Interview preparation, and possibly how not to do it

Job interviews are HARD. I go in intending to have the self confidence and general awesomeness of this:



What actually happens is this:



The only bright side to my current round of interviews is that my current employer knows they're happening, which means at least I don't have to come up with an increasingly large roster of dead relatives and hospital appointments. This is about the only good side.

I haven't done any interviews for a long while, and I haven't done a successful interview for even longer, so to say I'm out of practice would be an understatement. Before we even get to the interview itself, there's all the stuff around it. In my case, this has involved buying an interview suit that actually fits, wearing in a new pair of shoes, and remembering where I had put all of my see-through piercing gauges. (I am aware I am getting too old to be as heavily pierced as I am, but there we go.) This is more difficult than I remembered, although that said I've never been very good at shopping.

After that, there's the travel arrangements. I'm quite good at negotiating my way around public transport systems – if you can work out Salzburg, you can do anything – but getting to London in time for an interview without re-mortgaging your house is a difficult task. I don't even have a house to re-mortgage. That's just depressing. Plus, you have to find the interview location itself. One recent interview gave me a map to their office from the train station. Like a fool, I trusted it, which led to me wandering in circles around a suburban Surrey town for forty five minutes last week. NEVER AGAIN.

Then you have to prepare for the interview. Now, there's a fair amount of research you can do using the internet and a bit of nous, but there are a great deal of unknowns. You have to put together a question to ask,which is nigh on impossible, and try to remember your own work history and how it links in with the company and the job description. Chances are your application was some time in the distant past, so you also have to remember the spin you put on it as well.

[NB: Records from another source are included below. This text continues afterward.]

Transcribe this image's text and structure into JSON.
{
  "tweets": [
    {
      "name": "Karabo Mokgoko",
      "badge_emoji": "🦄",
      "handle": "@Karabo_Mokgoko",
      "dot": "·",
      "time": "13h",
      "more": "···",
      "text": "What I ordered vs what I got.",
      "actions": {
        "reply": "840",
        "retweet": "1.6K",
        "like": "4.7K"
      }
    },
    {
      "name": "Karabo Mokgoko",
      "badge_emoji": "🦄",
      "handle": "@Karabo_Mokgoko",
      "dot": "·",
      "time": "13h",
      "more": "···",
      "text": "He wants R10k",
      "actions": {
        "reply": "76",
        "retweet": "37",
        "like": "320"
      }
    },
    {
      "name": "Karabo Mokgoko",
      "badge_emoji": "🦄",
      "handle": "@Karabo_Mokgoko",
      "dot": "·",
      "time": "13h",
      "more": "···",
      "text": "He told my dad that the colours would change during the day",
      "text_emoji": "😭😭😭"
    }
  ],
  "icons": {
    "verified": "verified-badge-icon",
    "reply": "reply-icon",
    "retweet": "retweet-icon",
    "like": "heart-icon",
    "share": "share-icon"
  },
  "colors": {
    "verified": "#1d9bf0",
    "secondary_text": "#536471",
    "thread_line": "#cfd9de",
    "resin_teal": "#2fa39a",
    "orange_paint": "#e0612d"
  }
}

I haven't heard anything back from any of the interviews I've had thus far, so I have no idea just how badly I crashed and burned in any of them, or if indeed the preparation listed above was any use. All the preparation in the world doesn't make a damn difference, because you can't control how well you do or do not get on with someone. Or indeed, my tendency to babble a little. 

I have another interview next week too, hence the fact I'm typing this rather than actually doing said preparation. Fingers crossed at least one of them comes back with something positive, and I can get on with everything else to do with moving across the whole country, i.e. freaking out about the sheer amount of stuff we own and making some fairly random donations to the various charity shops in my local area.